Now they'd taken the place of the bulky desk-bound computer tower and laptop, the mobile smartphone, the midsize tablet and everything in between. You could perform all general computing, media consumption and mobile connectivity tasks on it, but that was just the beginning.

Text to speech algorithms could make your whole workflow voice or text based, converting between the two whenever you liked. Search services and heuristics had combined to come as close to human intuition as computer science had ever come, and speaking a query could spark off fact-finding missions by software agents that returned and filtered results from finding a plumber to writing a thesis.

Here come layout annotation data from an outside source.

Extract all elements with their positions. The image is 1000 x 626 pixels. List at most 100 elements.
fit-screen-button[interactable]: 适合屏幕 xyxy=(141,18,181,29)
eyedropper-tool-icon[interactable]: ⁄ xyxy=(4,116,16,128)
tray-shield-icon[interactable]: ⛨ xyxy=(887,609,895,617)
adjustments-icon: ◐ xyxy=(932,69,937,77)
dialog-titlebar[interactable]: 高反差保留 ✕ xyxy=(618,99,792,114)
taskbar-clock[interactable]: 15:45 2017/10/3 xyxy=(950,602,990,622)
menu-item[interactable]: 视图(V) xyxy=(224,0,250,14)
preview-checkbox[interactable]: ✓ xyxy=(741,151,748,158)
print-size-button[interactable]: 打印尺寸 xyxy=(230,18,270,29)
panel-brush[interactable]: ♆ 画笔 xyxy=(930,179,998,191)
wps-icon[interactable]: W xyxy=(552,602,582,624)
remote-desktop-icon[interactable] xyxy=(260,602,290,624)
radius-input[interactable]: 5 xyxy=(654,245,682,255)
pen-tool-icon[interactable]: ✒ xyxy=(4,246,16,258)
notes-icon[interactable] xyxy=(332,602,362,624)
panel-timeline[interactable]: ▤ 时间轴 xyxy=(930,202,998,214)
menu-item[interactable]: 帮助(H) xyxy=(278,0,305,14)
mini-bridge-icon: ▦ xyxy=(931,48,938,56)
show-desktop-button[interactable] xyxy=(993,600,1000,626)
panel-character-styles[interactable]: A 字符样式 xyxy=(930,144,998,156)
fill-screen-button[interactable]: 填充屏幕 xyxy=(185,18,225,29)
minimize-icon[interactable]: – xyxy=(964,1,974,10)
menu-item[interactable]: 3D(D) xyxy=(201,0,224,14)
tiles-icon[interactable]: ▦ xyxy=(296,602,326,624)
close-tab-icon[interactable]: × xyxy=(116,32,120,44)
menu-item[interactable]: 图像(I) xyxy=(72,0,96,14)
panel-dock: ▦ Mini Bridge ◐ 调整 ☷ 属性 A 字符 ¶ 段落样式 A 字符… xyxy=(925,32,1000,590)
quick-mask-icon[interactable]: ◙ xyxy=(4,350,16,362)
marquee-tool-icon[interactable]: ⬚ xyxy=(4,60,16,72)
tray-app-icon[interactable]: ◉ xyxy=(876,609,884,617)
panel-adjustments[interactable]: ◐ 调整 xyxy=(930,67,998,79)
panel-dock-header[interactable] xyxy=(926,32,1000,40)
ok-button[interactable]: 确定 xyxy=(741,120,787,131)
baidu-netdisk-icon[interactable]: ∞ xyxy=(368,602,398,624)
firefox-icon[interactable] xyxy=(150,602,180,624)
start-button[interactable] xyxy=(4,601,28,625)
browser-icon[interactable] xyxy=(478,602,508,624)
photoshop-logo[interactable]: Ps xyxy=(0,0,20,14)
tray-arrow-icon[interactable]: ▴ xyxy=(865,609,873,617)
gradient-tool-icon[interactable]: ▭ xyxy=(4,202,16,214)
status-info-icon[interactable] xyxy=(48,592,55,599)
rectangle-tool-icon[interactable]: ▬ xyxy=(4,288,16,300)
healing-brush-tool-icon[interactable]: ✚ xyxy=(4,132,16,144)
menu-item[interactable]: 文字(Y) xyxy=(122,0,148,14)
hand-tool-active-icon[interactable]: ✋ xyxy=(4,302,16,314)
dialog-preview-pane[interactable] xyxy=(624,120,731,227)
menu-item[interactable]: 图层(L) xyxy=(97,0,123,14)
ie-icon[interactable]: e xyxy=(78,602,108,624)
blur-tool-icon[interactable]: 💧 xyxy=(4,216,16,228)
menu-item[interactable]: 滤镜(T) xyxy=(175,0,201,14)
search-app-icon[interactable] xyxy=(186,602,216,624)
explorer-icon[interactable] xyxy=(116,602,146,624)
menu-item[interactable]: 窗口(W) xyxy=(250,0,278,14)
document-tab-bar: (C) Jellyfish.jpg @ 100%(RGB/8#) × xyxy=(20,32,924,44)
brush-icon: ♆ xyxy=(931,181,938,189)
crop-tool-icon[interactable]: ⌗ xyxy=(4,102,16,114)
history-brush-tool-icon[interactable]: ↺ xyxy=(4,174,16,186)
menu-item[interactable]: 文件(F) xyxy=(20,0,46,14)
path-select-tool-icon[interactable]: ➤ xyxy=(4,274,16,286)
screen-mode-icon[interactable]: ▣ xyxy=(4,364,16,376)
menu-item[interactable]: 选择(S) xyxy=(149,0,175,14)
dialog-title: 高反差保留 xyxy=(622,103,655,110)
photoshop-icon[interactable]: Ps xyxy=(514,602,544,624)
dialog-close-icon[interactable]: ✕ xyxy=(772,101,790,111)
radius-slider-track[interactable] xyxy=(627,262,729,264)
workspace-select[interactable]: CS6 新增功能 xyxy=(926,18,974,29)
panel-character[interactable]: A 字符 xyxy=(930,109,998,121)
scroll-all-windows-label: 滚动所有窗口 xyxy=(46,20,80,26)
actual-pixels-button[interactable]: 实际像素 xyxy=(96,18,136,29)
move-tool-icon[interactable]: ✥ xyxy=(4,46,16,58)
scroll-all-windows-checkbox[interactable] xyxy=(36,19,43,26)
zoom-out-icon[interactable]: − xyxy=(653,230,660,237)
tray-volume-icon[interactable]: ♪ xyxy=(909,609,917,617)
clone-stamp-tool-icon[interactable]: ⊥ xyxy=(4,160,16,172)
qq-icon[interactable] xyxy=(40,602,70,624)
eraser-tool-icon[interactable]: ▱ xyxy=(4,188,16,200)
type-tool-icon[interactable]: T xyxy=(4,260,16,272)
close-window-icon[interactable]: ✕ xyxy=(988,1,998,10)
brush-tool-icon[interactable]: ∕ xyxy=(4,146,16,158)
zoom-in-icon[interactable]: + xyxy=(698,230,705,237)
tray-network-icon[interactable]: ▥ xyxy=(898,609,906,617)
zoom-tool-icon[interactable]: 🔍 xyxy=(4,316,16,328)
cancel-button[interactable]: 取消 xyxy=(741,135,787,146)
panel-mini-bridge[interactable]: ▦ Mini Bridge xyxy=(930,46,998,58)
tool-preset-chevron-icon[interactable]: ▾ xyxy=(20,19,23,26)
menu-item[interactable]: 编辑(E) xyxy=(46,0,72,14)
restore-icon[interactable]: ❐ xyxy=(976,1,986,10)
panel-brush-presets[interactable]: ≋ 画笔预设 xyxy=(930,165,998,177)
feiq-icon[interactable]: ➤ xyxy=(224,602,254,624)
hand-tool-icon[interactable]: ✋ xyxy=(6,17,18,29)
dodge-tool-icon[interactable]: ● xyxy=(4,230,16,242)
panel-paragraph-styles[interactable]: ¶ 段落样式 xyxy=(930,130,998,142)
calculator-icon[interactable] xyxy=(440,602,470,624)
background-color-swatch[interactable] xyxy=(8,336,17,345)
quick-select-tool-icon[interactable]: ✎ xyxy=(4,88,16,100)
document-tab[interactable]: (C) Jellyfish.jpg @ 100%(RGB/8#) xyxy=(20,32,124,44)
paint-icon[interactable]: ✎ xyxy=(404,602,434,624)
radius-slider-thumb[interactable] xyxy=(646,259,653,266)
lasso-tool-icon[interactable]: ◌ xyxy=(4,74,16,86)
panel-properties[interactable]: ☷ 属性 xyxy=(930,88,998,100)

Solar panels powered devices for long enough so you need never connect them to mains. Projector and hologram technology could replicate 3D renderings of scenes or still images captured by more powerful and sensitive cameras than had ever existed in standalone photographic equipment.

Hardware like fingerprint unlock scanners and hyperspectral cameras had morphed into bio-sensitive panels and optic sensors that sampled any number of biological markers, telling you anything from whether your salad was fresh to sequencing a gene to test how you'd likely respond to a drug compound. The same tools had long been applied to digital identity verification, which gave even basic models expansive monetary transaction abilities.

They'd also long since overtaken the capacity of the bulky disk platters of the PC era. Most data was stored in far-flung servers and the very airwaves overhead as magnetic or phonic waves, onboard disk storage virtually phased out.

Processing power inside CMDs was rudimentary, only enough to manage the data of input and display, giving them a far longer charge cycle and overall life than old smartphones had ever boasted, with the actual computation of functions distributed among far flung networks at lightning speed.

But to many people, the most important feature was that the concept of having so many different methods to contact someone like written SMS, old–style email and embedded chat clients had more or less disappeared. You simply 'messaged' someone through a generic gateway and software agents between you and them decided the best way to transmit it depending on what services or applications the recipient was using at that moment.

The same intelligent software agents that conducted searches also screened incoming communications and the unsolicited or unwanted messages that had plagued the online world's early days had become a thing of the past.

As the CMD replaced everything from the computer to the movie player and game console, the combined array rose in prominence – generic, inexpensive combinations of screen and keyboard that became your input and display for work that wasn't feasible on the small screen of a CMD.

Arrays replaced the PC on the desks and living room tables of workplaces and households the world over, cheap accessibility driving them farther than the PC ever reached. In this day and age, there were few places in society you couldn't sit down and plug your CMD into the nearest array to work if you preferred – they were as common as power outlets.

Nobody had been quite sure what to call the early everything-in-your-pocket devices, but an early product name – CMD – had stuck, like people still used the brand name 'Hoover' for any domestic vacuum cleaner.